Although ischemia of the colon commonly occurs in the left colon in the general population, past studies show that patients with CKD experience right colon ischemia more often than left colon ischemia. A retrospective study of 313 patients with colon ischemia revealed that right colon was the major site of ischemia (20%) after pancolonic ischemia (30%) in patients with CKD stage 5. While the left colon was the most affected site in the entire population (33%), it accounted for only 5% in patients with CKD stage 5 with colon ischemia [4]. Left colon ischemia often occurs due to decreased blood flow of the watershed area between the SMA and the inferior mesenteric artery (IMA): the splenic flexure (Griffiths’ point) and sigmoid colon (Sudeck’s point) are anatomically weak to decreased blood flow [4]. The disease entity of ischemic colitis coincides with this etiology. In contrast, right colon ischemia is often due to insufficient decreased blood flow of the SMA, which normally supplies the terminal ileum and the ascending colon. NOMI is caused by decreased blood flow of the SMA or IMA often due to circulatory failure and vasoconstriction [5]. Sakai et al. reported that the left colon is more often affected in spontaneous colon ischemia than the right colon, whereas the right colon is more often damaged in shock-associated colon ischemia than the left colon [6]. Landreneau et al. proposed that the right colon is the most severely affected segment of the colon in cases with NOMI, since it has little collateral blood flow to compensate the deprived blood supply when vasoconstriction occurs [7]. This may well explain why right colon involvement is associated with severe colon ischemia and occurs frequently in patients with CKD on hemodialysis [8]. In the presented case, low blood pressure due to systemic inflammation caused by peritonitis had likely induced decreased blood flow of the SMA.
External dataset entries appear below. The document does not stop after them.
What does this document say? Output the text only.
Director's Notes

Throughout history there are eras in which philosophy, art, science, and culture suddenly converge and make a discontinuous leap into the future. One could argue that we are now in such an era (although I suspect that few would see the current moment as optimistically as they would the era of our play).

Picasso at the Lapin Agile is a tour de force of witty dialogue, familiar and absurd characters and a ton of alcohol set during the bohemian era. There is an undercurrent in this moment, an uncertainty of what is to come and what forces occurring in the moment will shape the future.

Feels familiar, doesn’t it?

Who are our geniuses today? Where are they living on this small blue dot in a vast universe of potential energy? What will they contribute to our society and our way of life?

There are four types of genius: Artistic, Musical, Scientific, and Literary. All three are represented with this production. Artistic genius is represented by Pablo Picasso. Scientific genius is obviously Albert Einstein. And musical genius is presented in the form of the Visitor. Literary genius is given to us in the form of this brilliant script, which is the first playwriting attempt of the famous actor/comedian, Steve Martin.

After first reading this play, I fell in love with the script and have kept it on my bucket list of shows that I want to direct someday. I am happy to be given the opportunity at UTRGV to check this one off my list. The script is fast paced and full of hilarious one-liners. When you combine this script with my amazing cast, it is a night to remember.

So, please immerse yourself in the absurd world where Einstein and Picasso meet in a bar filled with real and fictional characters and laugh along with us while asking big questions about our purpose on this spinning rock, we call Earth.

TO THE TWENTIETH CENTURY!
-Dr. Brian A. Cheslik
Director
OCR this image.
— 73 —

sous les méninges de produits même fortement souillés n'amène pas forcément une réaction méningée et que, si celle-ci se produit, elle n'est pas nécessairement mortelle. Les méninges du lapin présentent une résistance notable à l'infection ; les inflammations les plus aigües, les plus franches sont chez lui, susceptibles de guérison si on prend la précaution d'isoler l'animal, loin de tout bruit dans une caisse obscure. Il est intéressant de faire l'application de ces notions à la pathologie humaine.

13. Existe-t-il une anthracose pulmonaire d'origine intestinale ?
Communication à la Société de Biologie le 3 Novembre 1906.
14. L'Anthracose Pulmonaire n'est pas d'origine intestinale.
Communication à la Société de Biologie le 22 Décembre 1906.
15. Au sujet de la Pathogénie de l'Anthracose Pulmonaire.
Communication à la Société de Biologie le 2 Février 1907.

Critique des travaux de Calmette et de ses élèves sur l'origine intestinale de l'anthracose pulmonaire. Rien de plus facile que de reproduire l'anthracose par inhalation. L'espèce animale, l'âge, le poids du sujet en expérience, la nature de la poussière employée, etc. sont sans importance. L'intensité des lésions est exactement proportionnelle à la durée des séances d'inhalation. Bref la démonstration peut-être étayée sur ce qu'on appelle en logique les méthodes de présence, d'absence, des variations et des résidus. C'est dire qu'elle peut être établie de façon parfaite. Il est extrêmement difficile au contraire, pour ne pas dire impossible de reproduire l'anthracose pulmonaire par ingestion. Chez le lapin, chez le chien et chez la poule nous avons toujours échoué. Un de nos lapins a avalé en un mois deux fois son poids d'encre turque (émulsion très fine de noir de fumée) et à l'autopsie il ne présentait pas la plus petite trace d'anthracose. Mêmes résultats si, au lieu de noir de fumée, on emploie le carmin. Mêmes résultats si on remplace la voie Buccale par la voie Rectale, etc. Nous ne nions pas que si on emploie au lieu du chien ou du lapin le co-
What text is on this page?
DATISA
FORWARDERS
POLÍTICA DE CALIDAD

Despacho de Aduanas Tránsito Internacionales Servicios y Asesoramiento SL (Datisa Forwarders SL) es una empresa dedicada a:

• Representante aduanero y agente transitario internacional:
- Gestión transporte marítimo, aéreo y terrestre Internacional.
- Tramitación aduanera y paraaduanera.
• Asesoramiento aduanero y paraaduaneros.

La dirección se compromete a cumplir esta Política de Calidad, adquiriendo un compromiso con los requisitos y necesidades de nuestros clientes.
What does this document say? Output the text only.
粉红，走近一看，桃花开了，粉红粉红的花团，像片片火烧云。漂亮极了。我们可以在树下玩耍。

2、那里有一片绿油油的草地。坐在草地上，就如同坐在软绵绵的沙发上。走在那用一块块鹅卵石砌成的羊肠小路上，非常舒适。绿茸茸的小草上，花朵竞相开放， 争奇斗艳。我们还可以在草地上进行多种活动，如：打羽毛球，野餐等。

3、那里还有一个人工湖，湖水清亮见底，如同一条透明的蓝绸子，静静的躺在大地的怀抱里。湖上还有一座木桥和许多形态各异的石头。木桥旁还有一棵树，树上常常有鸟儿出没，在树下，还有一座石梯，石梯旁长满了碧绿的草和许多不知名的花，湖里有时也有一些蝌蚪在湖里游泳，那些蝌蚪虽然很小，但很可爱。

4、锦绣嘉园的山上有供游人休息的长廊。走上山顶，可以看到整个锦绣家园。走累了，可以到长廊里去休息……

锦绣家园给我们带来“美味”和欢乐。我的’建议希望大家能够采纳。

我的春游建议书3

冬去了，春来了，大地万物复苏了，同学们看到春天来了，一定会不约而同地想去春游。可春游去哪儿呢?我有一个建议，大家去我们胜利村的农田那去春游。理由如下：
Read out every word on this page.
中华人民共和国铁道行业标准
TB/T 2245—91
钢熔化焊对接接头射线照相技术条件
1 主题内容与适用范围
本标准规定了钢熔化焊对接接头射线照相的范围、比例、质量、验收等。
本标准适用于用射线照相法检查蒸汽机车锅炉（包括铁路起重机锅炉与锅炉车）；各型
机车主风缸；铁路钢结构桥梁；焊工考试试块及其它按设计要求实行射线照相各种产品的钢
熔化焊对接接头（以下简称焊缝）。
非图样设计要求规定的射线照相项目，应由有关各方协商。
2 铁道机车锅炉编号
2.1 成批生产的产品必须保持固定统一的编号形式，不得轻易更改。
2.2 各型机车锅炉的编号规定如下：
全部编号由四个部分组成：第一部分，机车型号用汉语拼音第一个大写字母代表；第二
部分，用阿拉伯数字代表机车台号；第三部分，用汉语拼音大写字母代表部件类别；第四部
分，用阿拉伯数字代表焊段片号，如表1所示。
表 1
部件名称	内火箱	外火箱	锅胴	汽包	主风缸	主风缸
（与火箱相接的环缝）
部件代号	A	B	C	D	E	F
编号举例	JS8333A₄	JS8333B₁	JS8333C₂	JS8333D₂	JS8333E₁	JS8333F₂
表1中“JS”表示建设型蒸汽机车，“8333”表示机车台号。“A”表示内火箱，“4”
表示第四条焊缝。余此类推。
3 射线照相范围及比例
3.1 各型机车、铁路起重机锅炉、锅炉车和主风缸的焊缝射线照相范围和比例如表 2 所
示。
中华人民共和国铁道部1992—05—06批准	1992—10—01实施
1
In summary, we described a case of a 70-year-old woman on PD due to CKD secondary to diabetic nephropathy presented with moderate abdominal pain and low blood pressure, which turned out to be due to PD-related peritonitis caused by Pseudomonas putida complicated with NOMI. The long history of CKD and diabetes of the presented case might have caused the arteriosclerosis of the SMA, which made it vulnerable to the decreased blood flow due to sepsis and vasoconstriction. Low blood pressure and strong abdominal pain may be a clue to detect abdominal complications including NOMI. To the best of our knowledge, this is the first case report that shows colonoscopy images of the colonic ulcers post-NOMI and PD-related peritonitis.

Acknowledgements

The authors thank Dr. Akiko Sasaki and others at the Gastroenterology Medicine Center, Shonan Kamakura General Hospital for their support in performing colonoscopy and investigating the etiology of the disease.

Funding

This study was not supported by any funding.

Compliance with ethical standards

Conflict of interest

The authors declare that they have no conflict of interest.

Informed consent

Informed, voluntary, and written consent has been obtained from the next of kin of the patient for publication of this case report.